In deze zaak heeft de Rechtbank Den Haag op 16 september 2019 een tussenbeschikking gegeven in een echtscheidingsprocedure tussen de man, [Y], en de vrouw, [X]. De partijen zijn gehuwd onder huwelijkse voorwaarden met koude uitsluiting en hebben samen een dochter, [dochter van Y en X]. De man heeft verzocht om de echtscheiding uit te spreken en om een aantal verzoeken met betrekking tot de afwikkeling van de huwelijkse voorwaarden en de hypothecaire lening bij de ABN AMRO. De vrouw heeft verweer gevoerd en zelfstandig verzoeken ingediend, waaronder de echtscheiding en de draagplicht voor de hypotheekschuld.
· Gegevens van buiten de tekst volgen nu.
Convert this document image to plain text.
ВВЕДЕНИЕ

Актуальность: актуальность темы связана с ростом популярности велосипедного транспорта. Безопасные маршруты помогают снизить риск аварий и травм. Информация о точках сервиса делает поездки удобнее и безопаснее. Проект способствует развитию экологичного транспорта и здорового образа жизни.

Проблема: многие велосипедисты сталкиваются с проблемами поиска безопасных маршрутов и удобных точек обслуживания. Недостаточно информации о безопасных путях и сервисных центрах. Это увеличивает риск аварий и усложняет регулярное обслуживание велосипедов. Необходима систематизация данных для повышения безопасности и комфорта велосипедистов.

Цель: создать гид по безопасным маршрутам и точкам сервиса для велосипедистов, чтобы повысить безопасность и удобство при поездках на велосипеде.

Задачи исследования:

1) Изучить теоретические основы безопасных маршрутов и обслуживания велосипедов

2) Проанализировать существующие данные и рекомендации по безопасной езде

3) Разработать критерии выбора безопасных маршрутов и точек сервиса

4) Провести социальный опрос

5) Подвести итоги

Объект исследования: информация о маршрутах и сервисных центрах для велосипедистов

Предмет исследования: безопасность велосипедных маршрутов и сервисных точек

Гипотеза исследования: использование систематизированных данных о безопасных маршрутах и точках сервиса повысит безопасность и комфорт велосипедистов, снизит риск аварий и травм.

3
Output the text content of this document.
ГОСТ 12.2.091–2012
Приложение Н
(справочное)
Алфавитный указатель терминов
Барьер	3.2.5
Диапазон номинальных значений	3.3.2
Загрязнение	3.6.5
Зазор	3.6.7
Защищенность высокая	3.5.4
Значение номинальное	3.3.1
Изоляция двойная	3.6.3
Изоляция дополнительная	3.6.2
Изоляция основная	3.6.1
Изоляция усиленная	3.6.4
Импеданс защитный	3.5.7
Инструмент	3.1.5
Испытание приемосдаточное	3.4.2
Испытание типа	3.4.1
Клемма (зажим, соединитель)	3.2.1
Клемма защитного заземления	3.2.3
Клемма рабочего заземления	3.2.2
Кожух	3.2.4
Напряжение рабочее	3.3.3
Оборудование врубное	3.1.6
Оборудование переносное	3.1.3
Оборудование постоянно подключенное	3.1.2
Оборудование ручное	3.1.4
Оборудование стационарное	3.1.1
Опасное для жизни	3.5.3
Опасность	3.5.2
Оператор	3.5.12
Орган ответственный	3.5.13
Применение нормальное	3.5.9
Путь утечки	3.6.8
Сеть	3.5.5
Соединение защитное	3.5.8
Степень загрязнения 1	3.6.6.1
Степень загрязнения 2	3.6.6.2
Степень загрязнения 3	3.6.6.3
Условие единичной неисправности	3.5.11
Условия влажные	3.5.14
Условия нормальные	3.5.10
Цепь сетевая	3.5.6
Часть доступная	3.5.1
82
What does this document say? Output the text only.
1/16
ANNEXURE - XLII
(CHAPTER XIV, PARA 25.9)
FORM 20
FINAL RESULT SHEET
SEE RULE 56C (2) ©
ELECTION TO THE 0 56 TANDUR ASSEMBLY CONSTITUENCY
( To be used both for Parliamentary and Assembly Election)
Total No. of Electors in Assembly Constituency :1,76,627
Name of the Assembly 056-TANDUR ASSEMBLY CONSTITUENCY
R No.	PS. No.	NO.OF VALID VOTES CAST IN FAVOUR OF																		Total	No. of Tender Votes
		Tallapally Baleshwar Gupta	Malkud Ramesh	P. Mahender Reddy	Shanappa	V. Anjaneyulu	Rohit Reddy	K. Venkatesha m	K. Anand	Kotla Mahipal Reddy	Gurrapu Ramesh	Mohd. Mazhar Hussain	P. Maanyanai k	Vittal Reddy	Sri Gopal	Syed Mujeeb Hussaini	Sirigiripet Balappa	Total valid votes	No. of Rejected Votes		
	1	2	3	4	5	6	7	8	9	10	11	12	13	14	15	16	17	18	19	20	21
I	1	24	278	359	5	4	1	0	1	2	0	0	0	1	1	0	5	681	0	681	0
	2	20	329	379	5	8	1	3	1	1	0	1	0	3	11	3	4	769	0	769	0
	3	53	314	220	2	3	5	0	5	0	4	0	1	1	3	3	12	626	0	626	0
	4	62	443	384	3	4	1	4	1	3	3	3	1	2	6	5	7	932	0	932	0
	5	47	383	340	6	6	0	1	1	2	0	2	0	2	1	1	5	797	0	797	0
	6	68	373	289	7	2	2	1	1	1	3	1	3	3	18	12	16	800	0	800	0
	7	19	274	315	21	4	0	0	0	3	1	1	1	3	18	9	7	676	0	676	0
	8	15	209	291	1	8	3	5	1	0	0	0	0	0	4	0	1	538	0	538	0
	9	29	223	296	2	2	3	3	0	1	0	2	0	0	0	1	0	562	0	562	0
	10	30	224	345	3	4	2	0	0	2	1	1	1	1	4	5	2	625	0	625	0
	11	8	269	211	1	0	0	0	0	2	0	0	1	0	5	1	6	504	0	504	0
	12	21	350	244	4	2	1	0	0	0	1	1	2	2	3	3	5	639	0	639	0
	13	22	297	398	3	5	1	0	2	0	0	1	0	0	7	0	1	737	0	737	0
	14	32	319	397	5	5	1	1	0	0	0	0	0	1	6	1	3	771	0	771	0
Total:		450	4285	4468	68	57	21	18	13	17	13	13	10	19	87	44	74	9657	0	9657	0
De rechtbank heeft vastgesteld dat de duurzame ontwrichting van het huwelijk niet is bestreden en dat de wederzijdse verzoeken tot echtscheiding gegrond zijn. De rechtbank heeft ook de huwelijkse voorwaarden beoordeeld, waarbij is vastgesteld dat de panden aan de [adres 2] eigendom zijn van de vrouw. De man heeft altijd de lasten van de hypothecaire lening gedragen, terwijl de vrouw de huurinkomsten heeft ontvangen. De rechtbank heeft geoordeeld dat de man volledig draagplichtig is voor de hypothecaire lening van € 280.000,-, inclusief de kosten, en dat de vrouw eigenaar is van de panden.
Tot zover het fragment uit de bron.